La tradition, ainsi que l’indique la suscription, attribue ce psaume à David. On y trouve certaines formes grammaticales de l’ancien chaldéen, mais qui n’ont pénétré dans l’hébreu qu’à l’époque, postérieure à l’exil, où l’araméen tendait à devenir la langue populaire des Juifs. Il faudrait donc admettre, dans le cas où le psaume serait de David, qu’il a subi, à travers les siècles, quelques modifications, tout extérieures du reste et ne portant que sur la terminaison de certains mots, ce qui n’a rien d’improbable, pour un cantique devenu populaire et qu’une génération après l’autre aimait à réciter.
Mon âme… et tout ce qui est en moi : toutes les forces et toutes les capacités de mon être. Comparez Deutéronome 6.5 : Tu aimeras l’Éternel ton Dieu de tout ton cœur, de toute ton âme, de toute ta force.
Le nom de sa sainteté : son nom saint, auquel ne peut se comparer aucun autre nom.
C’est lui qui pardonne… premier bienfait, qui ouvre la porte à tous les autres.

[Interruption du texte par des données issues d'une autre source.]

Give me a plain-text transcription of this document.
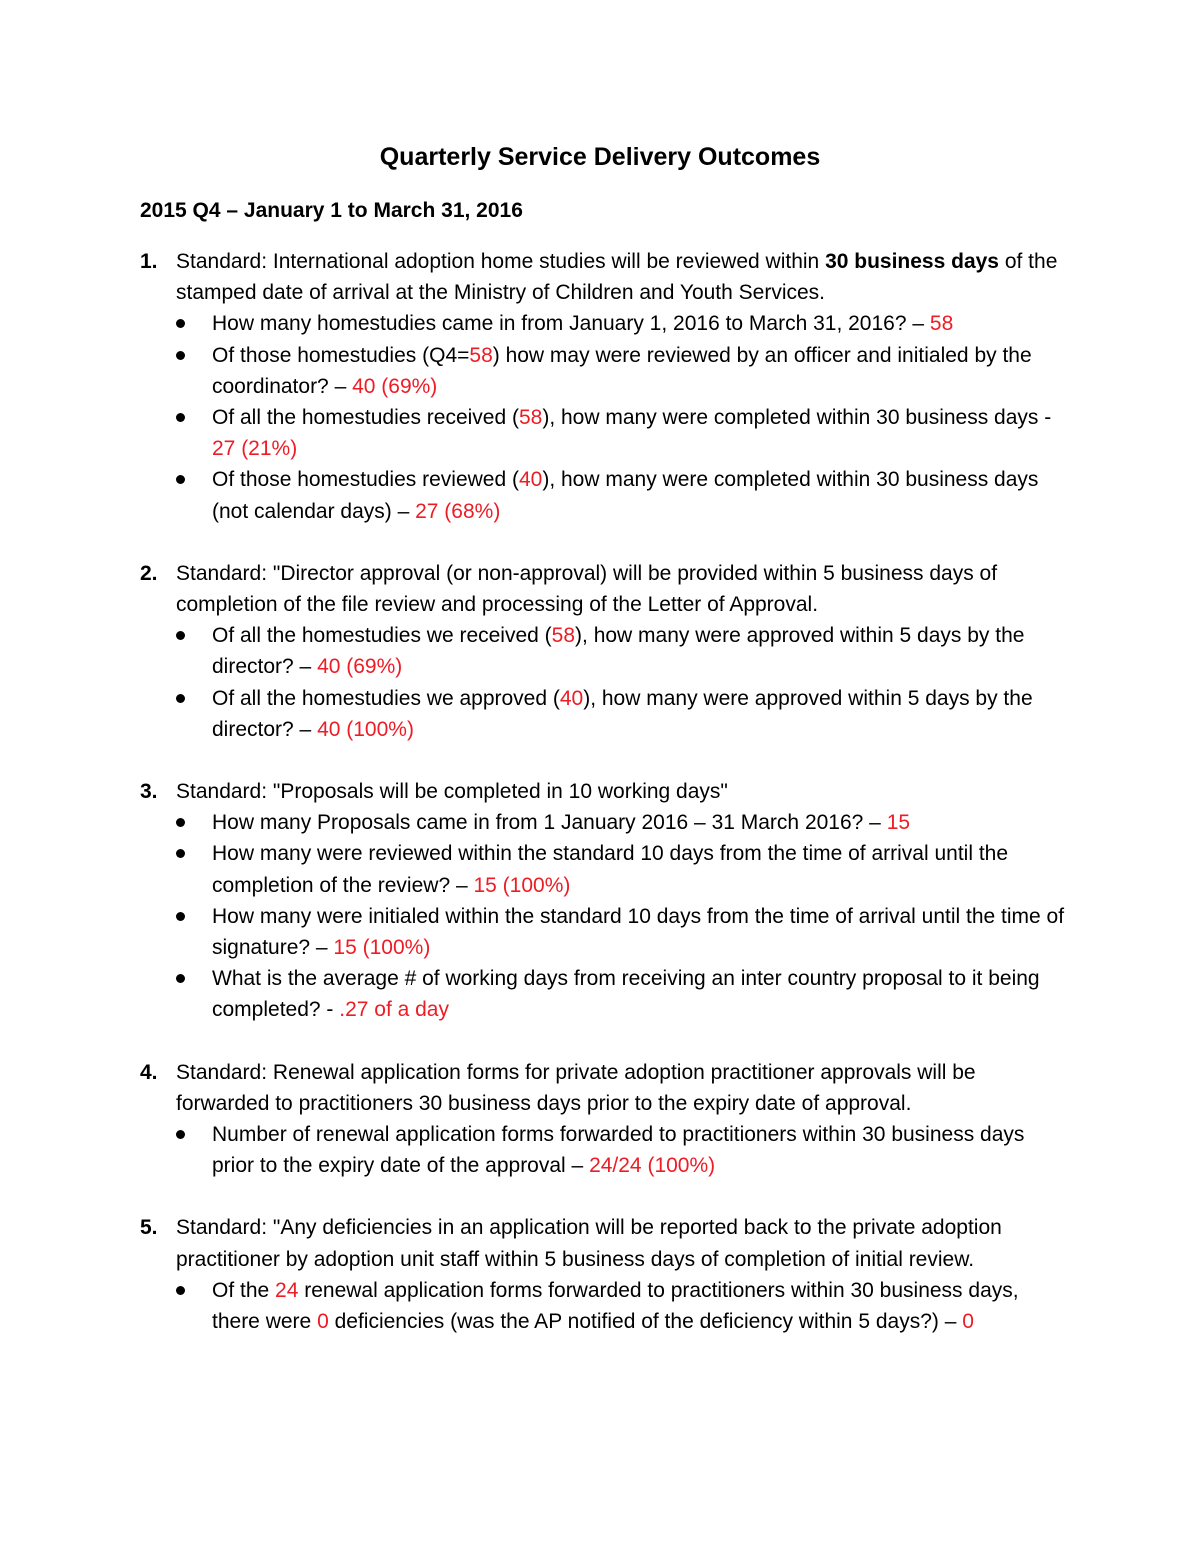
Quarterly Service Delivery Outcomes
2015 Q4 – January 1 to March 31, 2016
1. Standard: International adoption home studies will be reviewed within 30 business days of the stamped date of arrival at the Ministry of Children and Youth Services.

How many homestudies came in from January 1, 2016 to March 31, 2016? – 58
Of those homestudies (Q4=58) how may were reviewed by an officer and initialed by the coordinator? – 40 (69%)
Of all the homestudies received (58), how many were completed within 30 business days - 27 (21%)
Of those homestudies reviewed (40), how many were completed within 30 business days (not calendar days) – 27 (68%)
2. Standard: "Director approval (or non-approval) will be provided within 5 business days of completion of the file review and processing of the Letter of Approval.

Of all the homestudies we received (58), how many were approved within 5 days by the director? – 40 (69%)
Of all the homestudies we approved (40), how many were approved within 5 days by the director? – 40 (100%)
3. Standard: "Proposals will be completed in 10 working days"

How many Proposals came in from 1 January 2016 – 31 March 2016? – 15
How many were reviewed within the standard 10 days from the time of arrival until the completion of the review? – 15 (100%)
How many were initialed within the standard 10 days from the time of arrival until the time of signature? – 15 (100%)
What is the average # of working days from receiving an inter country proposal to it being completed? - .27 of a day
4. Standard: Renewal application forms for private adoption practitioner approvals will be forwarded to practitioners 30 business days prior to the expiry date of approval.

Number of renewal application forms forwarded to practitioners within 30 business days prior to the expiry date of the approval – 24/24 (100%)
5. Standard: "Any deficiencies in an application will be reported back to the private adoption practitioner by adoption unit staff within 5 business days of completion of initial review.

Of the 24 renewal application forms forwarded to practitioners within 30 business days, there were 0 deficiencies (was the AP notified of the deficiency within 5 days?) – 0
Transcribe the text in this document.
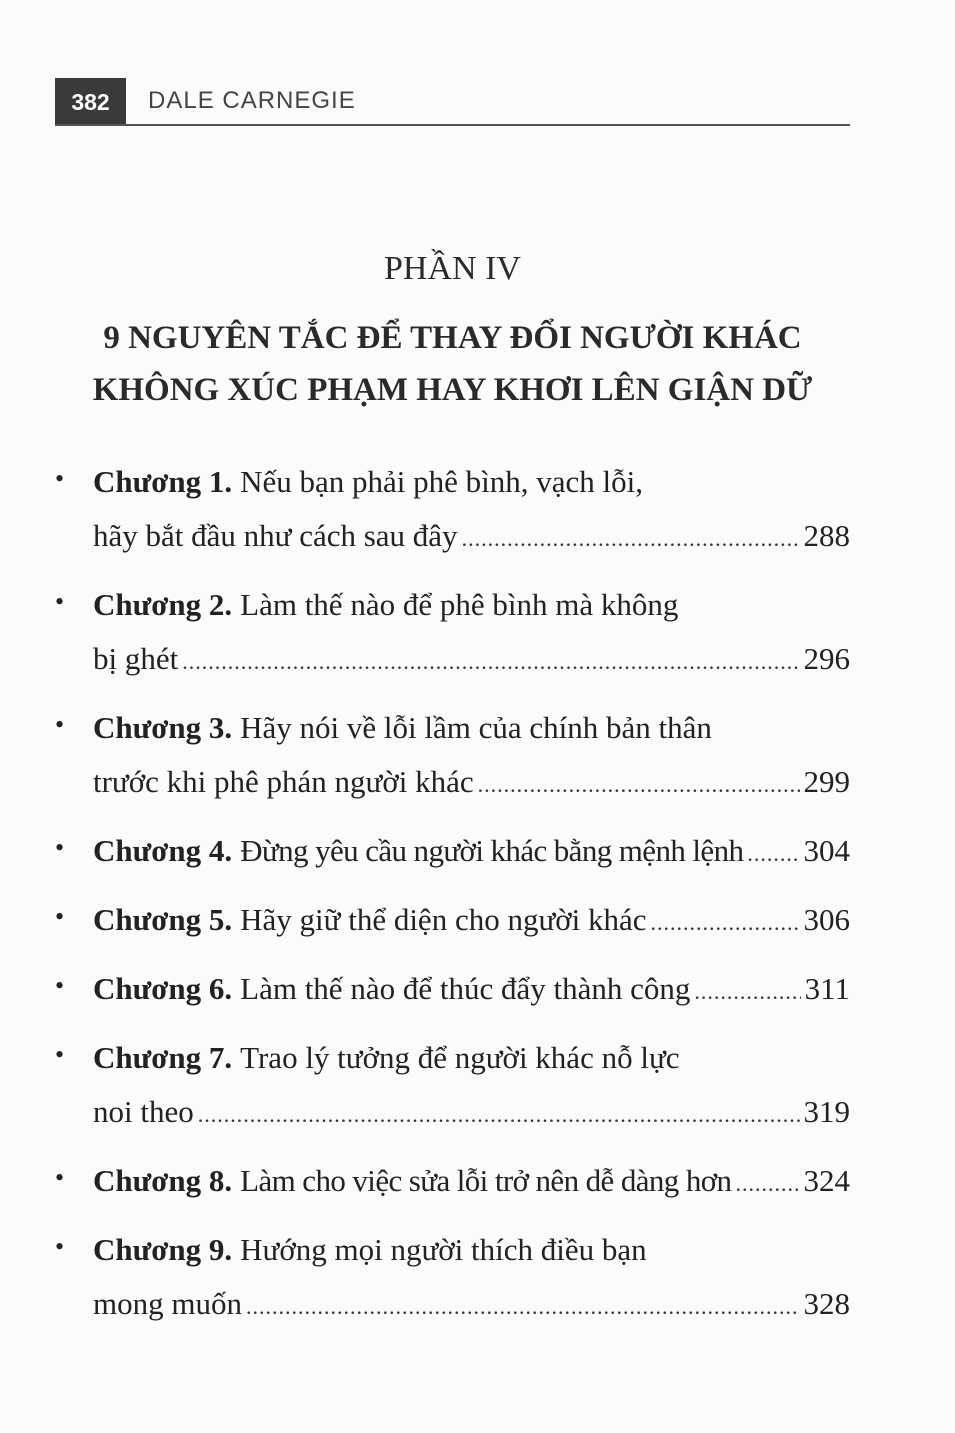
382	DALE CARNEGIE
PHẦN IV
9 NGUYÊN TẮC ĐỂ THAY ĐỔI NGƯỜI KHÁC
KHÔNG XÚC PHẠM HAY KHƠI LÊN GIẬN DỮ
• Chương 1. Nếu bạn phải phê bình, vạch lỗi,
hãy bắt đầu như cách sau đây .....	288
• Chương 2. Làm thế nào để phê bình mà không
bị ghét .....	296
• Chương 3. Hãy nói về lỗi lầm của chính bản thân
trước khi phê phán người khác .....	299
• Chương 4. Đừng yêu cầu người khác bằng mệnh lệnh ..... 304
• Chương 5. Hãy giữ thể diện cho người khác .....	306
• Chương 6. Làm thế nào để thúc đẩy thành công .....	311
• Chương 7. Trao lý tưởng để người khác nỗ lực
noi theo .....	319
• Chương 8. Làm cho việc sửa lỗi trở nên dễ dàng hơn ..... 324
• Chương 9. Hướng mọi người thích điều bạn
mong muốn .....	328
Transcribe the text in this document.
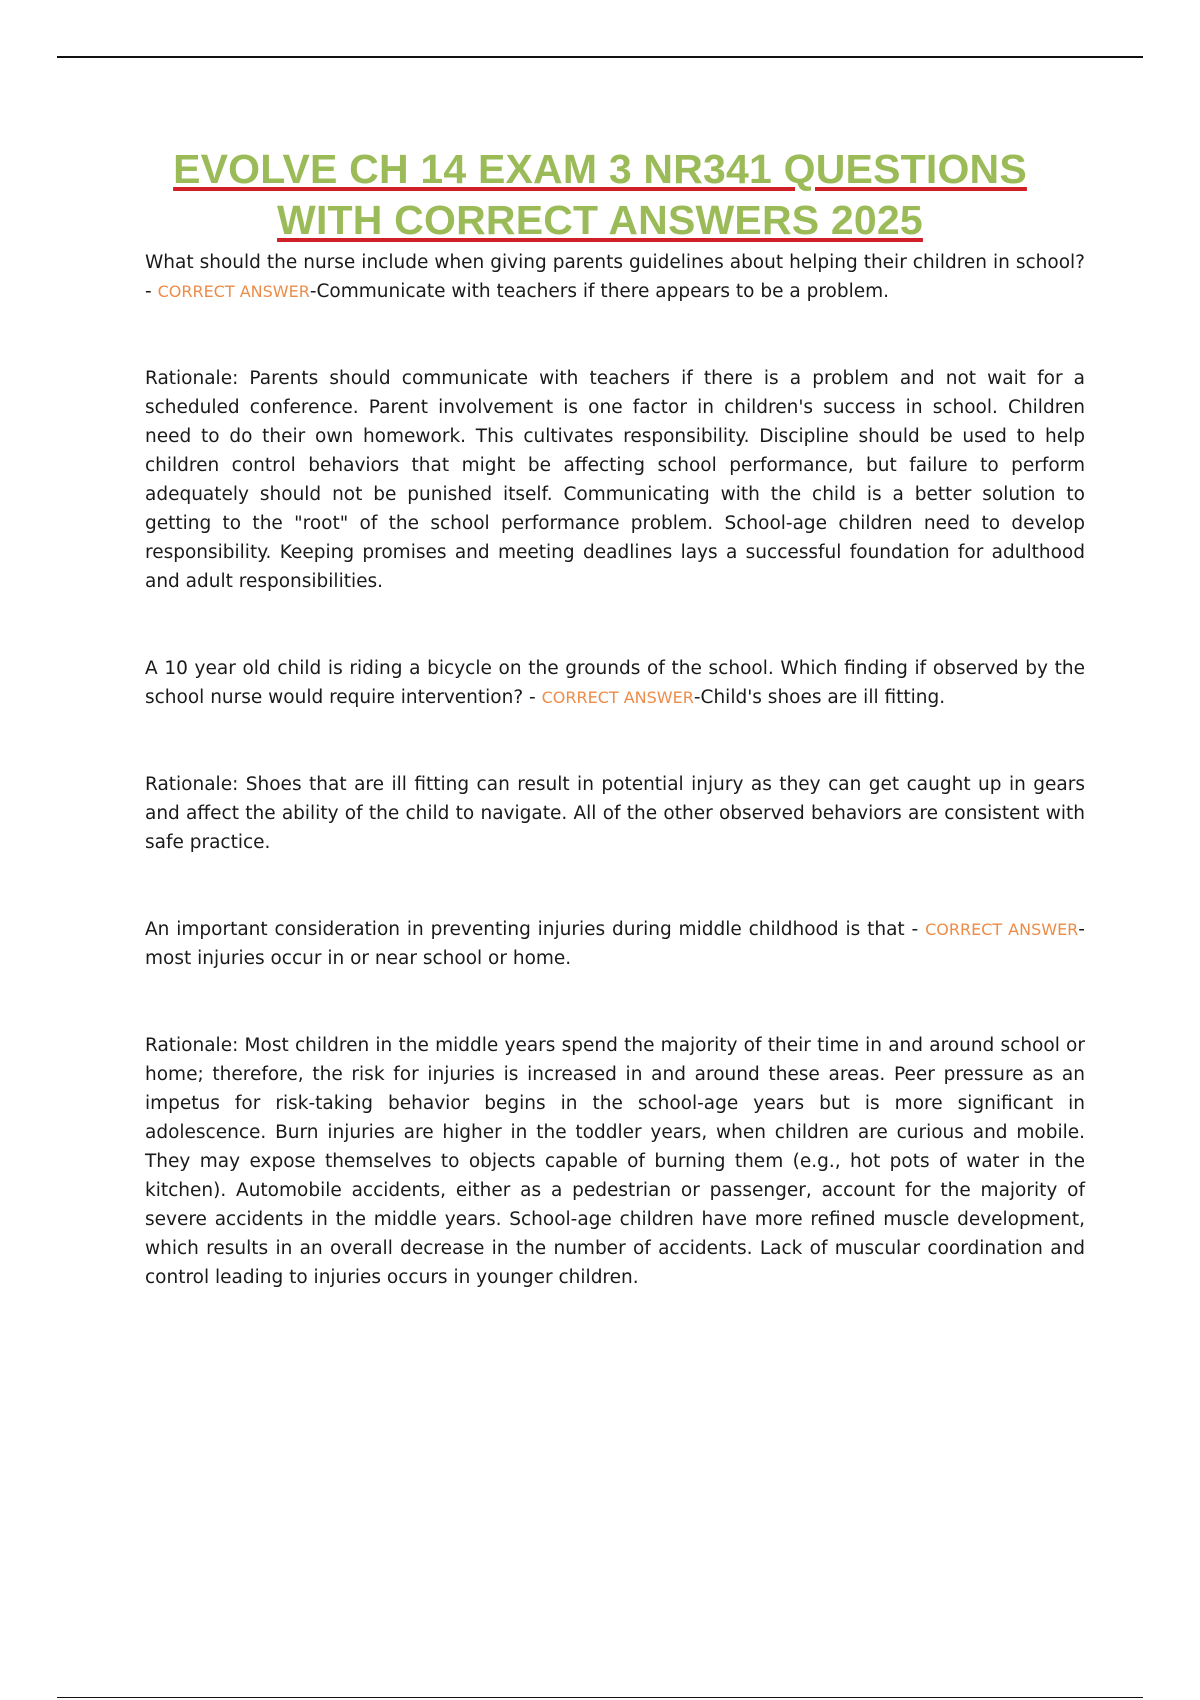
EVOLVE CH 14 EXAM 3 NR341 QUESTIONS
WITH CORRECT ANSWERS 2025

What should the nurse include when giving parents guidelines about helping their children in school? - CORRECT ANSWER-Communicate with teachers if there appears to be a problem.

Rationale: Parents should communicate with teachers if there is a problem and not wait for a scheduled conference. Parent involvement is one factor in children's success in school. Children need to do their own homework. This cultivates responsibility. Discipline should be used to help children control behaviors that might be affecting school performance, but failure to perform adequately should not be punished itself. Communicating with the child is a better solution to getting to the "root" of the school performance problem. School-age children need to develop responsibility. Keeping promises and meeting deadlines lays a successful foundation for adulthood and adult responsibilities.

A 10 year old child is riding a bicycle on the grounds of the school. Which finding if observed by the school nurse would require intervention? - CORRECT ANSWER-Child's shoes are ill fitting.

Rationale: Shoes that are ill fitting can result in potential injury as they can get caught up in gears and affect the ability of the child to navigate. All of the other observed behaviors are consistent with safe practice.

An important consideration in preventing injuries during middle childhood is that - CORRECT ANSWER-most injuries occur in or near school or home.

Rationale: Most children in the middle years spend the majority of their time in and around school or home; therefore, the risk for injuries is increased in and around these areas. Peer pressure as an impetus for risk-taking behavior begins in the school-age years but is more significant in adolescence. Burn injuries are higher in the toddler years, when children are curious and mobile. They may expose themselves to objects capable of burning them (e.g., hot pots of water in the kitchen). Automobile accidents, either as a pedestrian or passenger, account for the majority of severe accidents in the middle years. School-age children have more refined muscle development, which results in an overall decrease in the number of accidents. Lack of muscular coordination and control leading to injuries occurs in younger children.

Qui guérit toutes tes infirmités : qui répare toutes les brèches résultant directement ou indirectement du péché, les faiblesses et les dispositions maladives de l’âme, comme celles du corps. Le prince de cette guérison est déjà là dans le pardon ; ses effets s’étendent à la vie entière et même au-delà.
Qui retire (hébreu : qui rachète) ta vie de la fosse. Le croyant de l’ancienne alliance pense ici à la délivrance d’une mort prématurée (Psaumes 102.25) ; pour le chrétien, cette parole, tout en s’appliquant aux nombreuses délivrances de l’existence actuelle, prend une portée plus lointaine et infiniment plus grande ; la vraie délivrance de la fosse, est la résurrection. Ce verset convient tout spécialement aux circonstances de la vie de David, qui, après avoir, en tant d’occasions, échappé à la mort, a reçu une couronne dans laquelle il pouvait voir un signe éclatant de la bonté et de la compassion de l’Éternel.
Ta bouche. Ce sens du mot hébreu adi est très contesté. Les uns, le rattachant à un verbe qui signifie tirer, revêtir, traduisent : ta parure ; d’après eux, ce mot désignerait d’une manière figurée ce que l’homme a de plus précieux, son âme, appelée ailleurs : ma gloire (Psaumes 57.9) ; d’autres, partant d’une étymologie différente, adoptent le sens d’âge, vieillesse ; notre, traduction, conforme à celle des Septante, remonte à un mot arabe signifiant joues. Comparez, pour le sens, Psaumes 81.11.
Comme l’aigle, cet oiseau royal, au vol élevé et soutenu, dont le plumage se renouvelle chaque année et qui semble ainsi rajeunir constamment. Comparez Ésaïe 40.31. L’Éternel est la force du fidèle, force qui, loin de s’épuiser, se renouvelle de jour en jour et le maintient jeune, dans la foi et l’espérance, jusque dans la blanche vieillesse (Psaumes 92.15).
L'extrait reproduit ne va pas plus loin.